Yellen to meet the press

Federal Reserve Chairwoman Janet Yellen is stepping into the spotlight Wednesday with her first press conference as the head of the central bank.

Yellen is continuing a tradition started by her predecessor, Ben Bernanke, and will be fielding questions from reporters at a time when even the tiniest crumb of news from the Fed can send financial markets soaring or reeling.

{mosads}Traders and analysts, searching for any clues of how Yellen plans to manage a massive drawdown of stimulus, will be glued to their television sets.

“It’s live TV, so you don’t get a second shot. If you blow the question, the markets go kablooey,” said David Wessel, head of the Hutchins Center on Fiscal and Monetary Policy at the Brookings Institution.

“It’s like watching some debut of a new actor in a Broadway show,” he continued. “Can this person do as good a job as the actor who she replaced?”

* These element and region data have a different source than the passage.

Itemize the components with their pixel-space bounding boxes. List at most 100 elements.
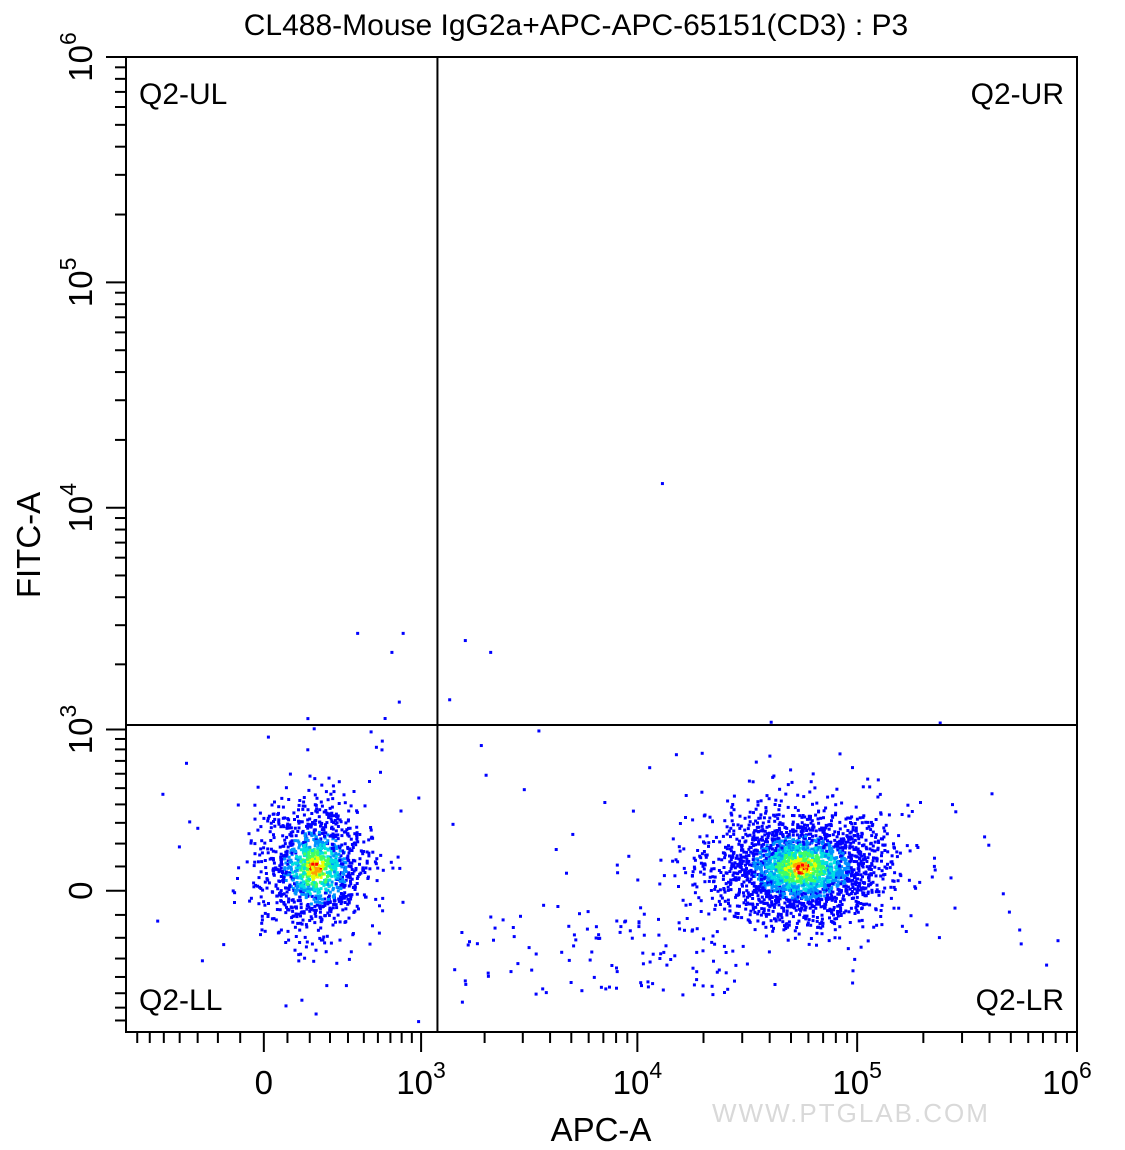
event-dot bbox=[810, 879, 814, 883]
event-dot bbox=[756, 860, 760, 864]
event-dot bbox=[770, 876, 774, 880]
event-dot bbox=[857, 919, 861, 923]
event-dot bbox=[266, 847, 270, 851]
event-dot bbox=[779, 881, 783, 885]
event-dot bbox=[803, 871, 807, 875]
event-dot bbox=[323, 851, 327, 855]
event-dot bbox=[776, 889, 780, 893]
y-tick-label-group: 104 bbox=[55, 483, 99, 533]
event-dot bbox=[337, 897, 341, 901]
event-dot bbox=[809, 923, 813, 927]
event-dot bbox=[841, 849, 845, 853]
event-dot bbox=[772, 834, 776, 838]
event-dot bbox=[804, 834, 808, 838]
event-dot bbox=[299, 868, 303, 872]
event-dot bbox=[759, 837, 763, 841]
event-dot bbox=[375, 857, 379, 861]
event-dot bbox=[282, 854, 285, 858]
event-dot bbox=[855, 855, 859, 859]
event-dot bbox=[756, 821, 759, 825]
event-dot bbox=[860, 907, 864, 911]
event-dot bbox=[801, 852, 805, 855]
event-dot bbox=[381, 896, 385, 900]
event-dot bbox=[303, 834, 307, 838]
event-dot bbox=[272, 861, 276, 865]
event-dot bbox=[222, 943, 226, 947]
event-dot bbox=[751, 836, 755, 840]
event-dot bbox=[296, 856, 300, 860]
event-dot bbox=[793, 929, 797, 933]
event-dot bbox=[684, 816, 687, 819]
event-dot bbox=[807, 874, 811, 878]
event-dot bbox=[341, 851, 345, 855]
event-dot bbox=[837, 868, 841, 872]
event-dot bbox=[852, 860, 856, 863]
event-dot bbox=[765, 794, 769, 798]
event-dot bbox=[748, 880, 752, 883]
event-dot bbox=[872, 856, 875, 860]
event-dot bbox=[827, 939, 831, 943]
event-dot bbox=[711, 993, 715, 997]
event-dot bbox=[787, 904, 791, 908]
event-dot bbox=[747, 779, 751, 783]
event-dot bbox=[331, 784, 335, 788]
event-dot bbox=[358, 857, 362, 861]
event-dot bbox=[306, 867, 310, 871]
event-dot bbox=[321, 867, 325, 871]
event-dot bbox=[365, 859, 369, 863]
event-dot bbox=[870, 863, 874, 867]
event-dot bbox=[869, 828, 873, 832]
event-dot bbox=[717, 899, 721, 903]
event-dot bbox=[747, 893, 751, 897]
event-dot bbox=[766, 859, 770, 863]
event-dot bbox=[289, 826, 293, 830]
event-dot bbox=[308, 909, 312, 913]
event-dot bbox=[296, 866, 299, 870]
event-dot bbox=[727, 844, 730, 848]
event-dot bbox=[339, 862, 343, 866]
event-dot bbox=[260, 839, 264, 843]
event-dot bbox=[877, 867, 881, 871]
event-dot bbox=[631, 809, 635, 813]
event-dot bbox=[835, 871, 839, 875]
event-dot bbox=[334, 835, 338, 838]
event-dot bbox=[831, 920, 834, 924]
event-dot bbox=[263, 880, 267, 884]
event-dot bbox=[770, 924, 774, 928]
event-dot bbox=[760, 871, 764, 875]
event-dot bbox=[734, 911, 738, 915]
event-dot bbox=[346, 845, 350, 849]
event-dot bbox=[305, 863, 309, 867]
event-dot bbox=[809, 780, 813, 784]
event-dot bbox=[767, 908, 771, 912]
event-dot bbox=[730, 819, 734, 823]
event-dot bbox=[834, 896, 838, 900]
event-dot bbox=[824, 897, 828, 901]
event-dot bbox=[302, 867, 306, 871]
event-dot bbox=[862, 853, 866, 857]
event-dot bbox=[262, 846, 266, 850]
event-dot bbox=[726, 888, 730, 892]
event-dot bbox=[818, 922, 822, 926]
event-dot bbox=[312, 848, 316, 852]
event-dot bbox=[320, 804, 324, 808]
event-dot bbox=[828, 916, 831, 920]
event-dot bbox=[177, 845, 181, 849]
event-dot bbox=[279, 899, 283, 903]
event-dot bbox=[773, 861, 777, 864]
event-dot bbox=[798, 814, 802, 818]
event-dot bbox=[800, 906, 804, 910]
event-dot bbox=[821, 887, 825, 891]
event-dot bbox=[776, 861, 780, 865]
event-dot bbox=[761, 829, 765, 833]
event-dot bbox=[293, 826, 297, 830]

Yellen, the first female Fed chief in history, brings a similar style to Bernanke’s and has proven his equal at making carefully worded statements that carry big meaning.

But her Bernanke-esque approach to the job has only made the search for differences that much more intense among Fed-watchers.

Investors will be looking for hints that Yellen is more “dovish” than Bernanke and willing to keep interest rates lower longer in an effort to take a bigger chunk out of the unemployment rate.

Though the format is new, Bernanke’s time behind the podium has shown that any messaging missteps can carry big consequences.

In June, Bernanke laid out a road map for how the Fed could exit from its stimulus. Stocks tumbled immediately after his remarks, with Fed officials seeking to soften the message in the subsequent days.

“Those press conferences are obviously a difficult environment. When every word you’re saying is being hung on by global financial markets, there’s always the potential for some miscommunication,” said David Stockton, the Fed’s former chief economist.

“She’s probably not going to want to venture into territory that would raise those risks, and simply try to communicate a simple message.”

So far, Yellen’s public outings have been uneventful, and she has navigated several appearances before congressional panels without incident.

But Wednesday could be different, as the Fed is expected to adjust its framework for raising interest rates.

Since the end of 2012, the Fed has said it doesn’t anticipate raising rates until the unemployment rate falls below 6.5 percent. The jobless rate now stands at 6.7 percent, but Fed officials have indicated the economy is nowhere near ready for a rate hike.

The nation is still grappling with a high level of long-term unemployed, and a drop in labor participation has weighed on the economy while driving the jobless rate down further. With all that in mind, Yellen told lawmakers in February that the unemployment rate alone was not a “sufficient statistic for the state of the labor market.”

That means Yellen will probably have to explain why the Fed is dropping that threshold, and lay out a new road map for markets when it comes to raising rates.

“She has an opportunity, I think, to provide more texture and granularity in terms of the indicators she’ll be looking at,” said Stockton, now a senior fellow at the Peterson Institute for International Economics.

With the Fed moving the goal posts on unemployment, Yellen’s challenge will be striking a balance between an outlook that is useful to markets but not restrictive on the bank’s policy options.

“It turns out to be hard to deliver complicated messages to the public and the markets,” said Wessel. “They want to see an arrow pointing to some date on the calendar, and she’s not going to give them that.”

Markets will also be closely watching what Yellen has to say about the weather. She has previously said that the recent slowdown in economic data could be explained, in part, by the cold snap that gripped the nation, keeping job-hunters at home and freezing other economic activity.

The Fed is widely expected to stick with its plan of slowly winding down the size of its monthly bond purchases, as it looks to peel back the stimulus it has pumped into the economy since the financial crisis. The Fed announced in December that it was prepared to gradually erase its quantitative easing, and a run of disappointing data was not enough to deter bankers from that path in January.

Economic data has rebounded in recent weeks, and outside factors, like turmoil in Ukraine, do not appear to be stressing markets.

So the stage is set for the Fed to keep shrinking its stimulus.

The Fed has trimmed its bond purchases by $10 billion in each of the last two meetings, leaving the monthly purchases at $65 billion. The bank has said that if the economy continues to improve as expected, it could end the purchases by the fall.